Her Majesty's Revenue and Customs v MB: [2018] UKUT 162 (AAC), Judge Jacobs, 8 May 2018
In Her Majesty's Revenue and Customs v MB: [2018] UKUT 162 (AAC), Judge Jacobs, 8 May 2018, the Upper Tribunal considered the question of whether a step child was a child of a ChB claimant for the purposes of the definition of ‘member of the family’ in Article 1(i) of Regulation 883/2004, which provides, in so far as it is material:
‘(1) (i) any person defined or recognised as a member of the family or designated as a member of the household by the legislation under which benefits are provided;
(ii) with regard to benefits in kind pursuant to Title III, Chapter 1 on sickness, maternity and equivalent paternity benefits, any person defined or recognised as a member of the family or designated as a member of the household by the legislation of the Member State in which he resides;
(2) If the legislation of a Member State which is applicable under subparagraph (1) does not make a distinction between the members of the family and other persons to whom it is applicable, the spouse, minor children, and dependent children who have reached the age of majority shall be considered members of the family; …’
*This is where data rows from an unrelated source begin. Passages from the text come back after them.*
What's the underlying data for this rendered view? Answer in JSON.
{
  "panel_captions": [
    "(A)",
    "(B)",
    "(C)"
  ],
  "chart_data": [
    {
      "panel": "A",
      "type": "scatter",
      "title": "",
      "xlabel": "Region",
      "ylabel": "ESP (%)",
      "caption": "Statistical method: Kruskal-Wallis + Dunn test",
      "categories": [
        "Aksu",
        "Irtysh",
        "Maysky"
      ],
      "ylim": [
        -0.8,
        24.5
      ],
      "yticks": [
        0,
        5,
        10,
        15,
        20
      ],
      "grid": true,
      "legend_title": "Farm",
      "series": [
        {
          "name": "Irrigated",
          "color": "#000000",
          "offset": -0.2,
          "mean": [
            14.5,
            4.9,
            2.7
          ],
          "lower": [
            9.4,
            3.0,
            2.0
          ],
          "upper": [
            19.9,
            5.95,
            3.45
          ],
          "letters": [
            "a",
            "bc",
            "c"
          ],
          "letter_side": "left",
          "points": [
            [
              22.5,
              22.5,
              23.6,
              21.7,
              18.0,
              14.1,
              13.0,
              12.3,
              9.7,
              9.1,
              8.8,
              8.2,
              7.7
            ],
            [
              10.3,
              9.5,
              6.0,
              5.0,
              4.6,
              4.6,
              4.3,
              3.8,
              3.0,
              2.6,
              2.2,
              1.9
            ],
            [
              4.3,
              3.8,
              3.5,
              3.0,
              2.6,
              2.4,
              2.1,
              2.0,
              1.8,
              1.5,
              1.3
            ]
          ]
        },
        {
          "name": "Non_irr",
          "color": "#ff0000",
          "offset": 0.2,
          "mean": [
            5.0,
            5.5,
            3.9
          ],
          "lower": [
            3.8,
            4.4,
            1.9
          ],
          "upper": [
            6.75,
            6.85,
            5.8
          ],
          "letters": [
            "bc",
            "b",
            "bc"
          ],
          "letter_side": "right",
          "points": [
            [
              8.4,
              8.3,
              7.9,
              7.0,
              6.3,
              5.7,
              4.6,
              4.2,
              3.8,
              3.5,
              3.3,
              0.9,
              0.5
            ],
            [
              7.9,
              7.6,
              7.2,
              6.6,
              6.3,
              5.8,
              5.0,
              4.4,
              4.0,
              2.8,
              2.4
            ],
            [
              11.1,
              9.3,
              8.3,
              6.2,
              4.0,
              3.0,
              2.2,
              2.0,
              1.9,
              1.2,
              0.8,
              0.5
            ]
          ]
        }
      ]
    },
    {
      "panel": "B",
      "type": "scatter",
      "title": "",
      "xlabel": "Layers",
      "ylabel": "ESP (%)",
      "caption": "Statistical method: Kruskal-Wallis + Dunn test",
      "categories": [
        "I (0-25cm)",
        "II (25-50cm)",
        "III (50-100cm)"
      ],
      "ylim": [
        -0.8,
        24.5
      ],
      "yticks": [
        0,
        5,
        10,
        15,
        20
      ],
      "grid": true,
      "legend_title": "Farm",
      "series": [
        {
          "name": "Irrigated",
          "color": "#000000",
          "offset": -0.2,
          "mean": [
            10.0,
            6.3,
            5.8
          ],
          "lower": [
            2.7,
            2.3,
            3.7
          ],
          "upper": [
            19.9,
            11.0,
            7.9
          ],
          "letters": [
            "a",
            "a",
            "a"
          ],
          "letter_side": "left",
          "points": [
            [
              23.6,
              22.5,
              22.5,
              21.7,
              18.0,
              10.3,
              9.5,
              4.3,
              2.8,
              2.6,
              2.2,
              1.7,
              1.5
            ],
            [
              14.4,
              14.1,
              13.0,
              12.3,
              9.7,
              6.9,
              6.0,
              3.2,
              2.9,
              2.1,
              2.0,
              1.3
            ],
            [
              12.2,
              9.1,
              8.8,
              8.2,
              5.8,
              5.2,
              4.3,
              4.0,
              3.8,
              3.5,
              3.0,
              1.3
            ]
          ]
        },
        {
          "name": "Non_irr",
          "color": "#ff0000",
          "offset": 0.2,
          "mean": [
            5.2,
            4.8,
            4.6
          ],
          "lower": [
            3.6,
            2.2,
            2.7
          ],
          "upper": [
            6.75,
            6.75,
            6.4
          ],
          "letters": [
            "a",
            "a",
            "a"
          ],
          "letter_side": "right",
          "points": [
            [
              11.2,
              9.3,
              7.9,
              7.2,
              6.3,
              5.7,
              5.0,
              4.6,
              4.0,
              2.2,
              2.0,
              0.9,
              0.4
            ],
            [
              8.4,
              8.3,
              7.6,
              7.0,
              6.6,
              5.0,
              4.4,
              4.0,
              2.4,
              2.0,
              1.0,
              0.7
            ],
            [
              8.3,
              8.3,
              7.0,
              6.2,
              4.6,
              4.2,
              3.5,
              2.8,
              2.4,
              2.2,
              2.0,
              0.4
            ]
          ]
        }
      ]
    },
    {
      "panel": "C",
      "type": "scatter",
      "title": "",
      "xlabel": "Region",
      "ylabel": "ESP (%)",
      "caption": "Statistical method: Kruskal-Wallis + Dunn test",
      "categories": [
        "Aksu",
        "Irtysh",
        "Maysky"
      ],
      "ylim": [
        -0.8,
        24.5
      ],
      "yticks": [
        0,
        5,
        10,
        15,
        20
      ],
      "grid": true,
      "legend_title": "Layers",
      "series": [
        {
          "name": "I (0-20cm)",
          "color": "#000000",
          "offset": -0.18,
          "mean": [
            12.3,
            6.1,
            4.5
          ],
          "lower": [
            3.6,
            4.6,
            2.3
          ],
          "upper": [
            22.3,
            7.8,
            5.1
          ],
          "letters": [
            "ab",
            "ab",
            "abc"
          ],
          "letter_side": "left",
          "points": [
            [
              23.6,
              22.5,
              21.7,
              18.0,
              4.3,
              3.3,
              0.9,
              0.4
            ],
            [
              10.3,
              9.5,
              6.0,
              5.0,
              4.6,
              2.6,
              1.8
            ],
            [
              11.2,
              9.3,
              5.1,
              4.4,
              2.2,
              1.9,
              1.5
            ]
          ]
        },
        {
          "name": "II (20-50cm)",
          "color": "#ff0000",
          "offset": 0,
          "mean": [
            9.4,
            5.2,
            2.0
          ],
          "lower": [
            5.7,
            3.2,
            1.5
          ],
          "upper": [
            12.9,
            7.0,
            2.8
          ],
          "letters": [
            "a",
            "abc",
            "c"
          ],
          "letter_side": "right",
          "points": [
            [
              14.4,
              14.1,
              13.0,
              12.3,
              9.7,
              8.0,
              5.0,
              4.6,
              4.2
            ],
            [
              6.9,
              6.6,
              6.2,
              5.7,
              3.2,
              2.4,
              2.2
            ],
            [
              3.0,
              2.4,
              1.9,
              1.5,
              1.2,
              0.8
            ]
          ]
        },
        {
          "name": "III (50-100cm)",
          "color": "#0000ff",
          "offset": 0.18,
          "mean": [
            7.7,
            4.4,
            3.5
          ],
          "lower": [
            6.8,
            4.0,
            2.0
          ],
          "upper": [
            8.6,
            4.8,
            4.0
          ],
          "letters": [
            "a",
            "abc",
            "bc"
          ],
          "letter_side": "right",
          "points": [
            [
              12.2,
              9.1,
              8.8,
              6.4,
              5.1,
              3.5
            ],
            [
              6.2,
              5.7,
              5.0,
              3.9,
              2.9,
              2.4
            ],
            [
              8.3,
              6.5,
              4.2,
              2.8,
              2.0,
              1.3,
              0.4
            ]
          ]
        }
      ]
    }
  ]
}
The claimant, MB, was Polish and had been in the UK since February 2015 as a worker. His wife lived in Poland with two children and received an award of Polish family benefits. One was the claimant’s biological son. The other was his step son. MB made a claim for ChB for both children which was refused. A FTT allowed the claimant’s appeal, holding that the UK was the competent State for paying ChB to MB in respect of the children. The FTT’s decision included a finding that the step son was a ‘member of the family’ of the claimant - which was a requirement under Article 67, and defined in Article 1(i) - because he was part of the claimant's household, and ‘this could include related people living together as a family even if they were not necessarily blood relatives.’ HMRC appealed the decision. UT Judge Jacobs, allowed the appeal and set the FTT’s decision aside. He held that a step child did not come within the definition in Article 1(i) for the following reasons.
- As the ChB legislation does not depend on a person being a member of a family or a household (SSCBA 1992, s.143), the EU definition of a family member in Head (2) applied. While a step child would appear to be a ‘minor child’ and so within the definition, it had to be read in the context of Article 67, which dealt with a person’s entitlement and so was linked to that person’s family members.
- Head (2) also provided that ‘the spouse, minor children, and dependent children … shall be considered members of the family’. That meant it had to be ‘the claimant’s spouse, minor children, and dependent children’ and could not be read as ‘any minor children’. In other words, the children must be the claimant’s children.
- While this reasoning reduced the scope of the application of Regulation 388/2004 for children to one based on biological or legal relationships, Judge Jacobs drew attention to the fact that the same was true for spouses, as the definition referred to spouses and not others who were in some equivalent form of relationship. This narrow reading could be contrasted with the citizenship Directive 2004/38, where the relationships covered are defined more widely.
- Judge Ward had adopted a similar approach to Regulation 884/2004 in E. KT v Commissioners for Her Majesty’s Revenue and Customs [2013] UKUT 151 (AAC), though the case was decided under the different wording in Regulation 1408/71.
Having concluded that ChB could not be paid to the claimant’s step son, Judge Jacobs went on to consider the position of MB’s biological son. While he was entitled to ChB as a ‘minor child’ of the claimant, Judge Jacobs held that the effect of Article 68 was that as family benefits were already in payment for the child in Poland, ChB could only be used as top-up to the Polish family benefits. The evidence showed that the amount of the Polish award was in fact higher than ChB. As there was nothing to top-up, this meant that no ChB was payable to the claimant for his biological child either.